本作『サムデイ』に収録されているのは全10曲で31分。CDの感覚で言えば短いが、聴き終わった後にじわじわと幸福感に満たされる。全編、60sポップスやロックへの愛が感じられて嬉しい。ホフスのヴォーカルもバングルズ時代のキュートさを残しつつ、カバー集などで鍛えられた熟練さも感じられる秀逸なものである。プロデュースは、ロス・ロボス、エルヴィス・コステロ、ボニー・レイット、ポール・マッカートニーらのプロデュースで知られる名手ミッチェル・フルーム。

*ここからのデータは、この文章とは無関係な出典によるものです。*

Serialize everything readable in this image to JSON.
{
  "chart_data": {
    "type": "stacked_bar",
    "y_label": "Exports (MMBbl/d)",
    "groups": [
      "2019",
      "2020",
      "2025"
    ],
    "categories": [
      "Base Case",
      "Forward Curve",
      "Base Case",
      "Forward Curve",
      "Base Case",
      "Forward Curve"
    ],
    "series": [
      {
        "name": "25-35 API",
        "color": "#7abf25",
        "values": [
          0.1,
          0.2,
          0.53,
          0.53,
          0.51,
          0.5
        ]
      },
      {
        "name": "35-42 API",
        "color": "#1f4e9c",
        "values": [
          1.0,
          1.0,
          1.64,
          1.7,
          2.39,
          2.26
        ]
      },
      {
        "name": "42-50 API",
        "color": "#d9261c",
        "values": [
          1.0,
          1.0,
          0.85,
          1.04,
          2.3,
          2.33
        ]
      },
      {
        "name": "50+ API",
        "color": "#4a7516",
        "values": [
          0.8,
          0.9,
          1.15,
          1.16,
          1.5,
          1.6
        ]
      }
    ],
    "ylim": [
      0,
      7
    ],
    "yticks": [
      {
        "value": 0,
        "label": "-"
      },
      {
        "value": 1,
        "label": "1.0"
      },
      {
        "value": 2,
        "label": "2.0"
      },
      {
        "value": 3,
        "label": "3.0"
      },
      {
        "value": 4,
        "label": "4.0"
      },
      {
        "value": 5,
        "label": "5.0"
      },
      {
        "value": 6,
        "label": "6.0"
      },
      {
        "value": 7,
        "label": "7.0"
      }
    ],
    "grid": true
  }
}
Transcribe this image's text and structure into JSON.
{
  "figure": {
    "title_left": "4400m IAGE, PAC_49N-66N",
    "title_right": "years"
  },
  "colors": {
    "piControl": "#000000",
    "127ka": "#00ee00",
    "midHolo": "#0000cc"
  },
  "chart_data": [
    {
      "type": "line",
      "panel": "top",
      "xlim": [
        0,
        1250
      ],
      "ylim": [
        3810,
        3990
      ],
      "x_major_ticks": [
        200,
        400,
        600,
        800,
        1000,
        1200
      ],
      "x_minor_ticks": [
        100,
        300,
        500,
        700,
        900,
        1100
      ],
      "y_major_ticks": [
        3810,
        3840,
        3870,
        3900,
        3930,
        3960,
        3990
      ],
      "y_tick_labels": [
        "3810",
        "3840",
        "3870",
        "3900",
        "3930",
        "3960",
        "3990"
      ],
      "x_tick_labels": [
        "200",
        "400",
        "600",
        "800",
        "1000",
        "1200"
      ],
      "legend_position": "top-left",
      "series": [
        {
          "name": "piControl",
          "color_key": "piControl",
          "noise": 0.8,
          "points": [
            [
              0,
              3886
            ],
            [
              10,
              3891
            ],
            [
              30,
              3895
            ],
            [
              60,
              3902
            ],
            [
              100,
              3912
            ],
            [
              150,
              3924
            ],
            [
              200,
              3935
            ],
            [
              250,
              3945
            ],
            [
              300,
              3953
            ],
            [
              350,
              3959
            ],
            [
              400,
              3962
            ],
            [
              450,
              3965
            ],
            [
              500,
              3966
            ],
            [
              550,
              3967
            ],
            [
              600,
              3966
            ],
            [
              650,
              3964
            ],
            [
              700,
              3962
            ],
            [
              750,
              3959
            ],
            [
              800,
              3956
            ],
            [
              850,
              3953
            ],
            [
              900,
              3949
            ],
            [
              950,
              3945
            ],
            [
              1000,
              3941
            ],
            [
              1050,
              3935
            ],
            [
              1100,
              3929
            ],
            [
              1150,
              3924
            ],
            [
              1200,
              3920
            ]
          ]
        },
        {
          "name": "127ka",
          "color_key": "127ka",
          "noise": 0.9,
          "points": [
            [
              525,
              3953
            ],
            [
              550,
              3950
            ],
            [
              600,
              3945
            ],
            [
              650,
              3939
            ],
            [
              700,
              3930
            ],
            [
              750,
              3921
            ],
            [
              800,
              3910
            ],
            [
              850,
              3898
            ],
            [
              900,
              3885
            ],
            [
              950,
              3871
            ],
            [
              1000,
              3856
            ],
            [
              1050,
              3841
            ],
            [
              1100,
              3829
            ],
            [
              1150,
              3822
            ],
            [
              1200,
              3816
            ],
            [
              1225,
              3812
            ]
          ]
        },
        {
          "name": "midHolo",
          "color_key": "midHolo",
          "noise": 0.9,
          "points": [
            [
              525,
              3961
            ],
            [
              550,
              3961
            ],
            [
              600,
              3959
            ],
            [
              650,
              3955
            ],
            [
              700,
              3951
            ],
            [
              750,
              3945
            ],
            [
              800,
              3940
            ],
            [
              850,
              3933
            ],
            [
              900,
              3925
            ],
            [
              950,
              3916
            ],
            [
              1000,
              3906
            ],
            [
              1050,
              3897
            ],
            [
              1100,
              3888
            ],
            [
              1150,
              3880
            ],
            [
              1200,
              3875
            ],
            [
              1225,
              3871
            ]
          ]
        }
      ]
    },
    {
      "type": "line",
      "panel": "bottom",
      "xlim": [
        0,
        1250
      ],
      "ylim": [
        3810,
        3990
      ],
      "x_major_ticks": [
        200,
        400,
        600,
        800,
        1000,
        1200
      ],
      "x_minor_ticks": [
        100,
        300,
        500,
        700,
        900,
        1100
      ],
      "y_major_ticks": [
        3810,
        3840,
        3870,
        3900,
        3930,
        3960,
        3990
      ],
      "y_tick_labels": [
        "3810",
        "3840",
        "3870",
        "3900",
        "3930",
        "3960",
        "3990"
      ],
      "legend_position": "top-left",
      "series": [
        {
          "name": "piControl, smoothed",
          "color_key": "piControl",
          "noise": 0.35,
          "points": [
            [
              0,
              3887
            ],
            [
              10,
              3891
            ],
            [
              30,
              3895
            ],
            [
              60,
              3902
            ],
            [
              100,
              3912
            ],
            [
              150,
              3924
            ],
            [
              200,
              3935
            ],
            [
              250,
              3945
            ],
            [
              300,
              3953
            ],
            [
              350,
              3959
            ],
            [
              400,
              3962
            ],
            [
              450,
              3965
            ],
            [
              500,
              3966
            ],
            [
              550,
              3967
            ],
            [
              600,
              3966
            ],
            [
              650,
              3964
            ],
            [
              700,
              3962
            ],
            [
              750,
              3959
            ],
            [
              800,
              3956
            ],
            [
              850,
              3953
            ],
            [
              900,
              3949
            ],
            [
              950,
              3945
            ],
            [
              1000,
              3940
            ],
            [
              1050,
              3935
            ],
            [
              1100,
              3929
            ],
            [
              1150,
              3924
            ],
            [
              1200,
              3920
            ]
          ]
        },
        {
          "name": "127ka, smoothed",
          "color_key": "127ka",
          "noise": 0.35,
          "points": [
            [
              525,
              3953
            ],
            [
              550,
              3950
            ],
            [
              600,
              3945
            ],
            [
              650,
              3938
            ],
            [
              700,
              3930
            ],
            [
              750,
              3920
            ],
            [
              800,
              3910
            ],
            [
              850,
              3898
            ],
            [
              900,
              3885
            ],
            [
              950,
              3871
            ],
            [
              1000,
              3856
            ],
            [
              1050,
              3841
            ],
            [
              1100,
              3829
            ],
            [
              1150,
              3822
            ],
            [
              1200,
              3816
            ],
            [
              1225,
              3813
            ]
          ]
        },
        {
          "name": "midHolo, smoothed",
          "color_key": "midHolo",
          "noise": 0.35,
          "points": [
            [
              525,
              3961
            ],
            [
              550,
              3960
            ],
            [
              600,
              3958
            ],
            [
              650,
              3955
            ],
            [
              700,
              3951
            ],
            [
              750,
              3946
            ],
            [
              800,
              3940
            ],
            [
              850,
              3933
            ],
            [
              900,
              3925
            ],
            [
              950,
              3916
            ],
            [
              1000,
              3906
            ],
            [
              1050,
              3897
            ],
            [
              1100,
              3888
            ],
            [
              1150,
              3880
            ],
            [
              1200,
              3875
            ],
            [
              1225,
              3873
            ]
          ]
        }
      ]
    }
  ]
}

ストリングスやホーンは全て人力で、シンセは使用していない贅沢な作品だ。
バックを務めるミュージシャンもマイク・キャンベル、デイブ・ファラガー、ピート・トーマス、ボブ・グローブら、一流のミュージシャンばかりで、歌伴のなんたるかを知り尽くした演奏は滋味で深い。
この作品はホフスの代表作なのはもちろん、良い曲と良い歌を聴きたい人にはもってこいのアルバムだと思う。これだけの作品を作ってしまうと次作が大変かもしれないが、何年でも待つので彼女の素晴らしい歌をまた聴きたいと思うのだ。バングルズ時代の彼女もいいけど、僕は50歳半ばを過ぎた今がもっとも輝いているのではないかと確信している。